Key facts: First Republic Bank gave CEO James Herbert II $17.8 million in compensation in 2021, according to the GAO. Silicon Valley Bank awarded CEO Greg Becker $9.9 million in 2022 and Signature Bank paid $8.7 million to Joseph DePaolo the same year.
All three CEOs had base salaries below $1.2 million but multiplied their earnings with performance-based incentives, mostly paid out as stock in the bank.
All three sold off large portions of their stock in the two years leading up to their banks’ failures, the GAO found. Between 2021 and 2023, Herbert II sold $52.9 million of his stock, DePaolo sold $39.8 million and Becker sold $30.7 million.
Herbert II and Becker were still selling stock in the first quarter of 2023, just weeks before their banks closed down. They collected $5.5 million and $3.6 million, respectively, the GAO said.
Each bank had at least four other executives earning more than $1 million per year, the GAO reported.
Background: The bank failures were the three largest in U.S. history aside from Washington Mutual’s closure in 2008.
The FDIC had to spend $31.6 billion of taxpayer money to reimburse depositors for their losses: $16.1 billion for Silicon Valley, $13 billion for First Republic and $2.5 billion for Signature.
The FDIC also reimbursed several foreign businesses.
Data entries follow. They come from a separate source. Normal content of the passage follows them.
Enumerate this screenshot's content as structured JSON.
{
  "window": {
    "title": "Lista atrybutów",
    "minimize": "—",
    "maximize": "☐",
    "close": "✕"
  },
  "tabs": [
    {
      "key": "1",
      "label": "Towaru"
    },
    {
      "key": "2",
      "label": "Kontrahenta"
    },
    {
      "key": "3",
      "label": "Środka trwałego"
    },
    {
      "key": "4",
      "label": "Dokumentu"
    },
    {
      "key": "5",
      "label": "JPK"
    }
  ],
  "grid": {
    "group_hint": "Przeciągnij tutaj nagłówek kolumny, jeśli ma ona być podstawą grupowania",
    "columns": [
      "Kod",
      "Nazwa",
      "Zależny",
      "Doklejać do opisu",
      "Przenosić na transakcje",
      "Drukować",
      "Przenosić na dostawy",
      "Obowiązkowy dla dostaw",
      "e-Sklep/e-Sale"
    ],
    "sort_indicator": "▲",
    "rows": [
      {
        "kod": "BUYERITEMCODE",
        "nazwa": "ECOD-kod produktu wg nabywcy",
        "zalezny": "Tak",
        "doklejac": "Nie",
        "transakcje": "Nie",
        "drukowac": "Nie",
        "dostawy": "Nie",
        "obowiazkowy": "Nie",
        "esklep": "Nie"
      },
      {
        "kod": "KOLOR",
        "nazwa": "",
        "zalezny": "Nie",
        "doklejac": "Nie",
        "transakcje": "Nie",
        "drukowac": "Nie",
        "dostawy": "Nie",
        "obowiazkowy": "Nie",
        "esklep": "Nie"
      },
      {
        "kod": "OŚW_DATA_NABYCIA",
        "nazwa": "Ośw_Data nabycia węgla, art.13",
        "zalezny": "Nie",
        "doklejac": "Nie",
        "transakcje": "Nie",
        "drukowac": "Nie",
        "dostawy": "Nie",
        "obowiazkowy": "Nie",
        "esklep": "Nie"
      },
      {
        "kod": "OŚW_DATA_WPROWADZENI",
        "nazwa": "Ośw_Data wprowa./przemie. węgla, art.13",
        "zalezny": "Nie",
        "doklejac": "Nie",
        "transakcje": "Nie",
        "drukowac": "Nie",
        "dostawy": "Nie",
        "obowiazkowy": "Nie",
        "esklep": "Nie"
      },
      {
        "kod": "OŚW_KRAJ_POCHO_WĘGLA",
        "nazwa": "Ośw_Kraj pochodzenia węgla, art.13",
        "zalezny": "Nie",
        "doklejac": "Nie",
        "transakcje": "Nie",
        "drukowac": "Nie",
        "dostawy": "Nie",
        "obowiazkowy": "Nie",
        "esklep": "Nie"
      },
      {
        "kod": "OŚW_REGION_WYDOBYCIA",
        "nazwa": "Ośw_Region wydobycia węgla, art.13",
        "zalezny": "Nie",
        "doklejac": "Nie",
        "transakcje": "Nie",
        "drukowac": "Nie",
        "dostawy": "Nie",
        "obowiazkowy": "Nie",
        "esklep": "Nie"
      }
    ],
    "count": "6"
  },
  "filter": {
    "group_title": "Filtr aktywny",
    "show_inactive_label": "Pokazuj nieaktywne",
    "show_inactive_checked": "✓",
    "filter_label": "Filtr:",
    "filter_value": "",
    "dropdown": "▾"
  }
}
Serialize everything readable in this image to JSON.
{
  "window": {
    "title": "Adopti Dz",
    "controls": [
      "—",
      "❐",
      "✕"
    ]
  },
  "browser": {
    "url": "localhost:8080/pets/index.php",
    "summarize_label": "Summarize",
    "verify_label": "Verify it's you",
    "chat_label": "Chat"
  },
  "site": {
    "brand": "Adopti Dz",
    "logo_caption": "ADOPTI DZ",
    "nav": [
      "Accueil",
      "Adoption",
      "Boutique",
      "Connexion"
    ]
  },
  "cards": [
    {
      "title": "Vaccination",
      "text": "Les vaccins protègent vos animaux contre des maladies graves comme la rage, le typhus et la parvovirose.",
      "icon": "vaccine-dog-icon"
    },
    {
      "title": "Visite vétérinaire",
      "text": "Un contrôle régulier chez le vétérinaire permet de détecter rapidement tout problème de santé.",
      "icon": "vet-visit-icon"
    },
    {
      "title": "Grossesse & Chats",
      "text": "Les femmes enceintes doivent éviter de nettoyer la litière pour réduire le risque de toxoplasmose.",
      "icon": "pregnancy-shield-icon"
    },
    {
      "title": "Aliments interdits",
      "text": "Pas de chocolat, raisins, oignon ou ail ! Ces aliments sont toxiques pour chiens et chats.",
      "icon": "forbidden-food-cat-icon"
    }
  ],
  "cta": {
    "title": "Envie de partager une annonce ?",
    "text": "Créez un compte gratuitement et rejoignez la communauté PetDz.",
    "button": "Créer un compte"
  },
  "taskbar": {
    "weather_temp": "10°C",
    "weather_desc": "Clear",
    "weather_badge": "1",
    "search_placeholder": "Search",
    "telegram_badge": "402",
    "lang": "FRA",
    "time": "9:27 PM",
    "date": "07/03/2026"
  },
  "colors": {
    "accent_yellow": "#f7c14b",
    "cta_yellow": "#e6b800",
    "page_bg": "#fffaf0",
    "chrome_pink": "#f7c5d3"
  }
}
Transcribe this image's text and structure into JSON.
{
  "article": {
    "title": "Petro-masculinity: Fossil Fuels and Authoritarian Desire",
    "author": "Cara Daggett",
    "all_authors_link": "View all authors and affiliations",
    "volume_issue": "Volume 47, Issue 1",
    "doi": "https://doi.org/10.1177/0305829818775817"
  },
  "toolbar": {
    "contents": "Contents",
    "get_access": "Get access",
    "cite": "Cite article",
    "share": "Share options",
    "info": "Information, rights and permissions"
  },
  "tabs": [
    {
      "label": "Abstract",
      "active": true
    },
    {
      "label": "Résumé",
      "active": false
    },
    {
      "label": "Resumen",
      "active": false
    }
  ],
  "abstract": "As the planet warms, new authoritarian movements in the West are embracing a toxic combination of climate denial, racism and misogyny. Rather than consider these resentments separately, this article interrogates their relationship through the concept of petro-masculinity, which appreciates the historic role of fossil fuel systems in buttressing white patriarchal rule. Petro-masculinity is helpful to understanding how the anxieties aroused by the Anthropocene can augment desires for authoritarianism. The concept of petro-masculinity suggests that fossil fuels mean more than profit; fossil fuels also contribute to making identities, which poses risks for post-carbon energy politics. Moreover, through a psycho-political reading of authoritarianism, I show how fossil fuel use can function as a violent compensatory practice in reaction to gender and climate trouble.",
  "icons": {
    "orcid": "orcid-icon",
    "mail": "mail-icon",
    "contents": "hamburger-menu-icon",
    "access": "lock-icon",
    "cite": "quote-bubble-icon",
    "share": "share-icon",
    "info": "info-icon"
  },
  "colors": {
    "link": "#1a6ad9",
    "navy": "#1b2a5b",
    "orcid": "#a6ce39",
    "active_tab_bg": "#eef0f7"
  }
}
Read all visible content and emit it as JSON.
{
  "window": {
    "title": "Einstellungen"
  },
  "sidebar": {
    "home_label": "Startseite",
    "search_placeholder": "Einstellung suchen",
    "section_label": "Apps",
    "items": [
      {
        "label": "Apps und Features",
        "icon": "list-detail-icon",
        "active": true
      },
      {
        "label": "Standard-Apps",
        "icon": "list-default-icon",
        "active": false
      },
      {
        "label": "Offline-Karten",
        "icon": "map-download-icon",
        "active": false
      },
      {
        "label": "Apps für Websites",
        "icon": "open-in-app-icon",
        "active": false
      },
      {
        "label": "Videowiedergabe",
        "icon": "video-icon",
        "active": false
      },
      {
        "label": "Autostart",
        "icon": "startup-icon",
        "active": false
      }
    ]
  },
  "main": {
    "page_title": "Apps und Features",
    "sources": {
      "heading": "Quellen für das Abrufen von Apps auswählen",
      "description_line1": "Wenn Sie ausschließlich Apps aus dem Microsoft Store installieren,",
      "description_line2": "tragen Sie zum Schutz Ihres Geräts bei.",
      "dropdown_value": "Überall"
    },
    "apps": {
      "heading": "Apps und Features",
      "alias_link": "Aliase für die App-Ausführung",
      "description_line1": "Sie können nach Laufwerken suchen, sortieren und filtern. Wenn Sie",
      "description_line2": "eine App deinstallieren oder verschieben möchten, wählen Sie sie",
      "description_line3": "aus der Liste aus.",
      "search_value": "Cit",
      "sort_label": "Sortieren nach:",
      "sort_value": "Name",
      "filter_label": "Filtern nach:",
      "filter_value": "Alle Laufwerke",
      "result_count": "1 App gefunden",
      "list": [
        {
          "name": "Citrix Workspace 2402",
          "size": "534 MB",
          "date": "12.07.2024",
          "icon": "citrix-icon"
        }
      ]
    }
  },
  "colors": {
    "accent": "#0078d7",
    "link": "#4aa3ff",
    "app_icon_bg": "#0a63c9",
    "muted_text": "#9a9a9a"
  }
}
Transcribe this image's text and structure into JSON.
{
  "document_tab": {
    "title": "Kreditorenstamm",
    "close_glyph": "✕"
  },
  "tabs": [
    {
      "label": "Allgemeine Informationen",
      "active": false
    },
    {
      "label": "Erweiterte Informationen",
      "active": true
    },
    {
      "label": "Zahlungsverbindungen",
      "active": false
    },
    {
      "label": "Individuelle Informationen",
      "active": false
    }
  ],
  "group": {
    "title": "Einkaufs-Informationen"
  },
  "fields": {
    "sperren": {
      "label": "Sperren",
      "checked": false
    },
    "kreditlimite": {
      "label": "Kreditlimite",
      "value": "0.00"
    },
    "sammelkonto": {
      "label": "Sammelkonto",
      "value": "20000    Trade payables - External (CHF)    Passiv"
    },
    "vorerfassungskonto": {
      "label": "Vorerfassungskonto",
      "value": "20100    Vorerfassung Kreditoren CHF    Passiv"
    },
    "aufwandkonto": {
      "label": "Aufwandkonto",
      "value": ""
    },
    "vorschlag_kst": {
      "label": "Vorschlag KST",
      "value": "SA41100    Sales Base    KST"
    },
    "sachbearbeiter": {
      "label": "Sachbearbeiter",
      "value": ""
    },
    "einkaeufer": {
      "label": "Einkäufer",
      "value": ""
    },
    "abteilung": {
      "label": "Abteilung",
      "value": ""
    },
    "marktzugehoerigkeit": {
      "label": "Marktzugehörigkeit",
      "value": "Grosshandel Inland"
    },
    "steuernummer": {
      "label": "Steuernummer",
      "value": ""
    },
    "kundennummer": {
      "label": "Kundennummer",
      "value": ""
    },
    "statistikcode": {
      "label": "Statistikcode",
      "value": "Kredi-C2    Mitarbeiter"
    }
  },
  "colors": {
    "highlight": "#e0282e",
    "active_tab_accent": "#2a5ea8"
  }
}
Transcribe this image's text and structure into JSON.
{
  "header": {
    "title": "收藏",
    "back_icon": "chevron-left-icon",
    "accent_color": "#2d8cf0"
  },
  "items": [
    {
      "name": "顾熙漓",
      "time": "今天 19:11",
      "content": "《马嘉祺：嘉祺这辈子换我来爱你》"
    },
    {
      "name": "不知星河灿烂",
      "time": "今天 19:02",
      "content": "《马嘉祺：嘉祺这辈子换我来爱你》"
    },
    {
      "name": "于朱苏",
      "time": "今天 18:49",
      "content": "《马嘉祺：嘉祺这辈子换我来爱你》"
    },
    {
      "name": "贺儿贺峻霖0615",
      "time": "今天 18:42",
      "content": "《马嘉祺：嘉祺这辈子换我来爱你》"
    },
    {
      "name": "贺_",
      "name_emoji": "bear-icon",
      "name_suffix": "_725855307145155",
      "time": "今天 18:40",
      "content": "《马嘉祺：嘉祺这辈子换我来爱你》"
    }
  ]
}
Former vice president Mike Pence wrote in an op-ed for the Daily Mail that “Americans will also be paying to guarantee the deposits of many Chinese companies that were Silicon Valley customers. We have to stop the insanity of bailing out failing businesses.”
Search all federal, state and local government salaries and vendor spending with the AI search bot, Benjamin, at OpenTheBooks.com.
Critical quote: “You were paying out bonuses until literally hours before regulators seized your assets,” Sen. Sherrod Brown told Becker during a 2023 Congressional hearing. “Workers face consequences, executives ride off into the sunset. Only in corporate boardrooms can you run your business into the ground, take the whole economy along with you and come out ahead.”
Summary: Something is amiss when a business closure hurts the government’s finances more than it does the executives running the business.